What is a collateral warranty?
A collateral warranty provides a funder, tenant or purchaser with a direct contractual link with a consultant, contractor or subcontractor who is working on their project, but not directly for them.
If you are a funder, tenant or purchaser, this added level of security protects you should there be any issues with the progress of the works or in the event of defects in the works by a consultant, contractor or subcontractor.
Why are collateral warranties so important?
By imposing obligations on a service provider, you enable yourself to be able to bring a claim in contract against a service provider for defective works which has caused you a loss. Having a collateral warranty makes for a more straightforward claim and maximises the damages which you can claim.
Without a collateral warranty, it would be very difficult to recover any loss from, or mitigate project delays caused by, a service provider if the landlord or developer was to become insolvent or could not satisfy a damages award brought against them. The collateral warranty enables you to step in as the direct employer of the service provider to rectify the issue and ensure that any delay to the overall project is mitigated as far as possible.
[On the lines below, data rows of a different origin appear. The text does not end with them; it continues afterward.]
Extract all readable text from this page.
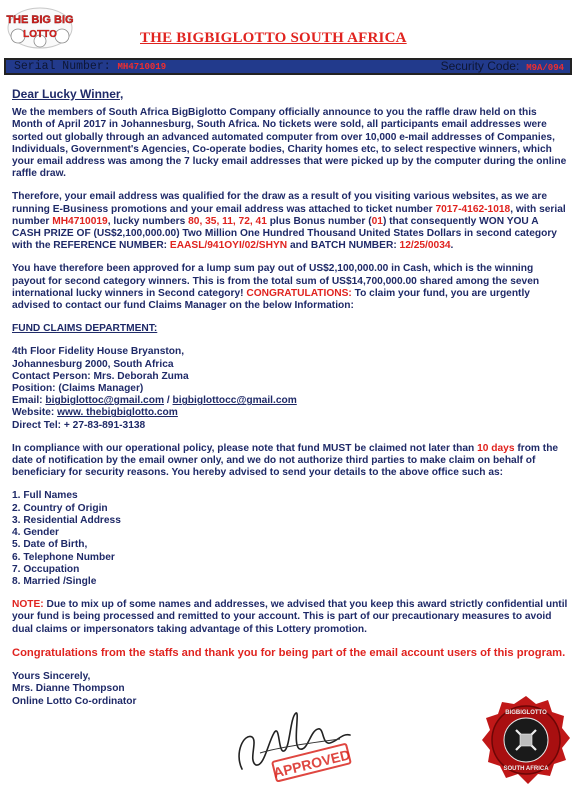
THE BIG BIG
LOTTO	THE BIGBIGLOTTO SOUTH AFRICA
Serial Number: MH4710019	Security Code: M9A/094

Dear Lucky Winner,

We the members of South Africa BigBiglotto Company officially announce to you the raffle draw held on this Month of April 2017 in Johannesburg, South Africa. No tickets were sold, all participants email addresses were sorted out globally through an advanced automated computer from over 10,000 e-mail addresses of Companies, Individuals, Government's Agencies, Co-operate bodies, Charity homes etc, to select respective winners, which your email address was among the 7 lucky email addresses that were picked up by the computer during the online raffle draw.

Therefore, your email address was qualified for the draw as a result of you visiting various websites, as we are running E-Business promotions and your email address was attached to ticket number 7017-4162-1018, with serial number MH4710019, lucky numbers 80, 35, 11, 72, 41 plus Bonus number (01) that consequently WON YOU A CASH PRIZE OF (US$2,100,000.00) Two Million One Hundred Thousand United States Dollars in second category with the REFERENCE NUMBER: EAASL/941OYI/02/SHYN and BATCH NUMBER: 12/25/0034.

You have therefore been approved for a lump sum pay out of US$2,100,000.00 in Cash, which is the winning payout for second category winners. This is from the total sum of US$14,700,000.00 shared among the seven international lucky winners in Second category! CONGRATULATIONS: To claim your fund, you are urgently advised to contact our fund Claims Manager on the below Information:

FUND CLAIMS DEPARTMENT:

4th Floor Fidelity House Bryanston,

Johannesburg 2000, South Africa

Contact Person: Mrs. Deborah Zuma

Position: (Claims Manager)

Email: bigbiglottoc@gmail.com / bigbiglottocc@gmail.com

Website: www. thebigbiglotto.com

Direct Tel: + 27-83-891-3138

In compliance with our operational policy, please note that fund MUST be claimed not later than 10 days from the date of notification by the email owner only, and we do not authorize third parties to make claim on behalf of beneficiary for security reasons. You hereby advised to send your details to the above office such as:

1. Full Names
2. Country of Origin
3. Residential Address
4. Gender
5. Date of Birth,
6. Telephone Number
7. Occupation
8. Married /Single

NOTE: Due to mix up of some names and addresses, we advised that you keep this award strictly confidential until your fund is being processed and remitted to your account. This is part of our precautionary measures to avoid dual claims or impersonators taking advantage of this Lottery promotion.

Congratulations from the staffs and thank you for being part of the email account users of this program.

Yours Sincerely,

Mrs. Dianne Thompson

Online Lotto Co-ordinator

APPROVED
BIGBIGLOTTO
SOUTH AFRICA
The importance of collateral warranties is reflected by the fact that many contracts now make payment conditional on all collateral warranties having been executed and returned.
What to look for in a collateral warranty?
In terms of checking the collateral warranty, there are a number of key points to look out for.
The terms of the collateral warranty should not be more onerous than the terms of the underlying contract to which it relates. For example, a subcontractor’s collateral warranty should not contain terms which are more onerous than those in the subcontract.
Step in rights should also be included in the collateral warranty, as well as clarity as to whether the service provider is obliged to agree to them. If they are not, granting step in rights may not be a good commercial decision.
Collateral warranties should also dictate when and who they can be assigned to. If the warranty can be assigned without limitation, this can create uncertainty as to which party can bring a claim against the service provider.
It is also important to ensure that there is not a ‘no greater liability’ clause in the warranty to ensure that the service provider does not owe a greater liability to you under the warranty than it does to its employer under the underlying contract. This would capture any cap on liability in the underlying contract which has not been included in the collateral warranty.